Reggie Jackson proved to be valuable for the Oklahoma City Thunder, particularly in the postseason after Russell Westbrook went down with his knee injury. Though Jackson was thrown into the fire and was obviously not ready when the opportunity arose, he still averaged 13.9 points, 3.6 assists and 4.9 rebounds per game in the playoffs.
During the regular season, Jackson served as the backup to Westbrook and was one of the more consistent backups in the NBA. In 70 appearances last season he averaged 5.3 points, 1.7 assists, 2.4 rebounds and 0.4 steals in just 14.2 minutes per game while shooting a solid 45.8 percent from the floor.
Considering that Jackson was only in his second year in the league and playing behind one of the league’s best point guards, he definitely left people singing his praises. He continued to do so at the Orlando Summer League this year when, in the two games that he played, he averaged 19.5 points, 2.5 assists, 2.5 rebounds and one steal in just 23.5 minutes per game.
Jackson is a player who, for now, is somewhere in that gray area where he’s probably overqualified to be a backup point guard, especially getting the limited minutes that he did last season, but he’s probably also not ready to be the starting point guard for a contending team. In that regard, he’s in a very similar situation to the one Eric Bledsoe was in with the Los Angeles Clippers.
Just as the Clippers did this summer with Bledsoe, the Thunder need to consider trotting Jackson out as trade bait and seeing what they could get in return. OKC is a talented team, but they aren’t without faults. Their frontcourt could stand to be deeper and it’s up in the air how Jeremy Lamb will perform as the team’s sixth man, both of which are areas that the Thunder could look to address in a potential trade.

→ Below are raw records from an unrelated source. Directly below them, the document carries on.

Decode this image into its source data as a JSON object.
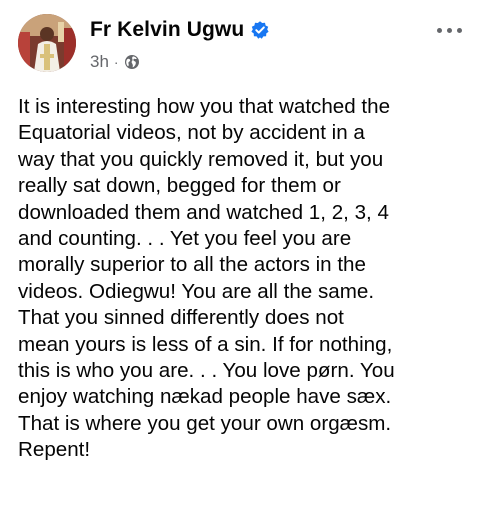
{
  "post": {
    "author": "Fr Kelvin Ugwu",
    "verified_icon": "verified-badge-icon",
    "time": "3h",
    "separator": "·",
    "audience_icon": "globe-icon",
    "more_icon": "more-options-icon",
    "text": "It is interesting how you that watched the\nEquatorial videos, not by accident in a\nway that you quickly removed it, but you\nreally sat down, begged for them or\ndownloaded them and watched 1, 2, 3, 4\nand counting. . . Yet you feel you are\nmorally superior to all the actors in the\nvideos. Odiegwu! You are all the same.\nThat you sinned differently does not\nmean yours is less of a sin. If for nothing,\nthis is who you are. . . You love pørn. You\nenjoy watching nækad people have sæx.\nThat is where you get your own orgæsm.\nRepent!"
  },
  "colors": {
    "verified_blue": "#1877f2",
    "meta_gray": "#65676b",
    "text_black": "#050505"
  }
}
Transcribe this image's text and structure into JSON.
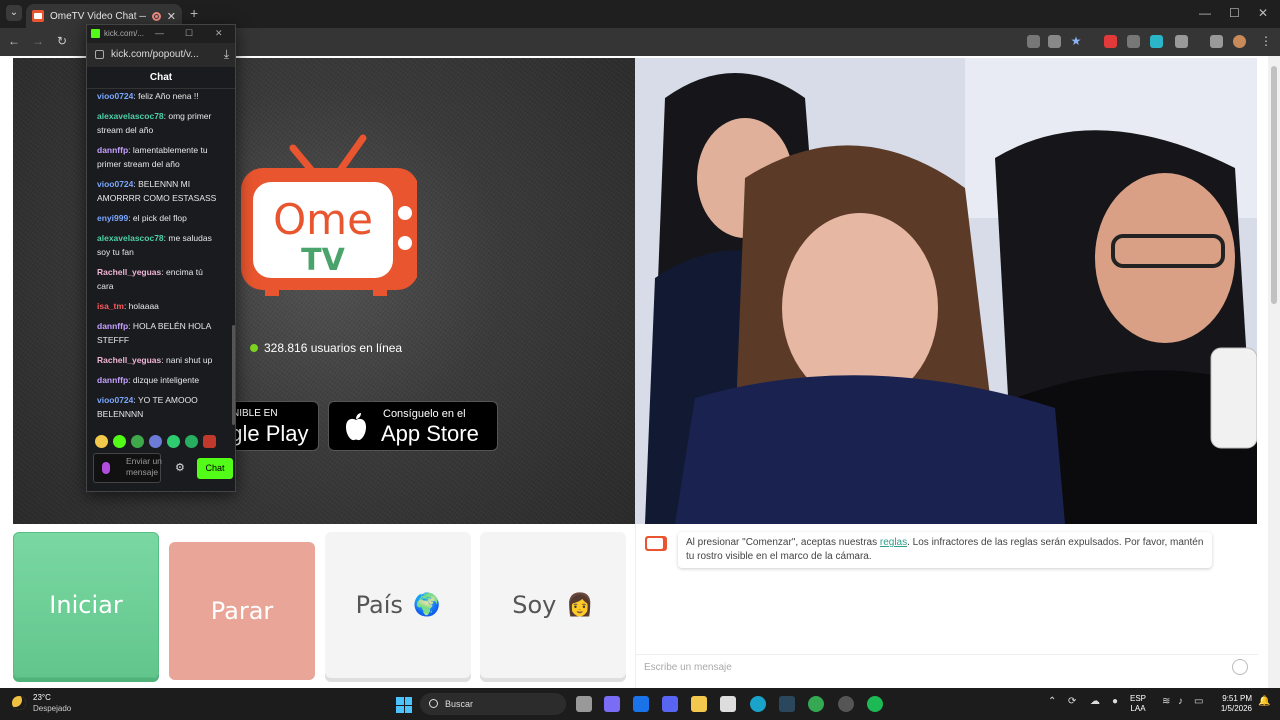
{
  "browser": {
    "tab_title": "OmeTV Video Chat — Ome",
    "tab_close": "✕",
    "new_tab": "+",
    "window_controls": [
      "—",
      "☐",
      "✕"
    ]
  },
  "popout": {
    "title": "kick.com/...",
    "controls": [
      "—",
      "☐",
      "✕"
    ],
    "url": "kick.com/popout/v...",
    "chat_heading": "Chat",
    "messages": [
      {
        "user": "vioo0724",
        "text": ": feliz Año nena !!",
        "color": "#7aa7ff"
      },
      {
        "user": "alexavelascoc78",
        "text": ": omg primer stream del año",
        "color": "#4fd1a5"
      },
      {
        "user": "dannffp",
        "text": ": lamentablemente tu primer stream del año",
        "color": "#c6a0ff"
      },
      {
        "user": "vioo0724",
        "text": ": BELENNN MI AMORRRR COMO ESTASASS",
        "color": "#7aa7ff"
      },
      {
        "user": "enyi999",
        "text": ": el pick del flop",
        "color": "#7aa7ff"
      },
      {
        "user": "alexavelascoc78",
        "text": ": me saludas soy tu fan",
        "color": "#4fd1a5"
      },
      {
        "user": "Rachell_yeguas",
        "text": ": encima tú cara",
        "color": "#f0b4d4"
      },
      {
        "user": "isa_tm",
        "text": ": holaaaa",
        "color": "#ff5a5a"
      },
      {
        "user": "dannffp",
        "text": ": HOLA BELÉN HOLA STEFFF",
        "color": "#c6a0ff"
      },
      {
        "user": "Rachell_yeguas",
        "text": ": nani shut up",
        "color": "#f0b4d4"
      },
      {
        "user": "dannffp",
        "text": ": dizque inteligente",
        "color": "#c6a0ff"
      },
      {
        "user": "vioo0724",
        "text": ": YO TE AMOOO BELENNNN",
        "color": "#7aa7ff"
      }
    ],
    "input_placeholder": "Enviar un mensaje",
    "send_label": "Chat",
    "settings_icon": "gear-icon",
    "accent": "#53fc18"
  },
  "page": {
    "logo_top": "Ome",
    "logo_bottom": "TV",
    "online_text": "328.816 usuarios en línea",
    "google_small": "NIBLE EN",
    "google_big": "ogle Play",
    "apple_small": "Consíguelo en el",
    "apple_big": "App Store",
    "btn_start": "Iniciar",
    "btn_stop": "Parar",
    "btn_country": "País",
    "btn_country_emoji": "🌍",
    "btn_gender": "Soy",
    "btn_gender_emoji": "👩",
    "notice_pre": "Al presionar \"Comenzar\", aceptas nuestras ",
    "notice_link": "reglas",
    "notice_post": ". Los infractores de las reglas serán expulsados. Por favor, mantén tu rostro visible en el marco de la cámara.",
    "chat_placeholder": "Escribe un mensaje",
    "brand_color": "#e8552f"
  },
  "taskbar": {
    "temp": "23°C",
    "condition": "Despejado",
    "search": "Buscar",
    "lang_top": "ESP",
    "lang_bottom": "LAA",
    "time": "9:51 PM",
    "date": "1/5/2026"
  }
}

Jackson has a bright future in this league. He’s incredibly athletic and has a knack when it comes to attacking the rim and leading a team in transition. He still has growing left to do in regards to his game, but he has plenty of time to get there. With the Thunder as they are right now, though, they don’t really have a dire need for Jackson’s services. If they are smart, they will, at the very least, float Jackson out as trade bait to see what they can get in return.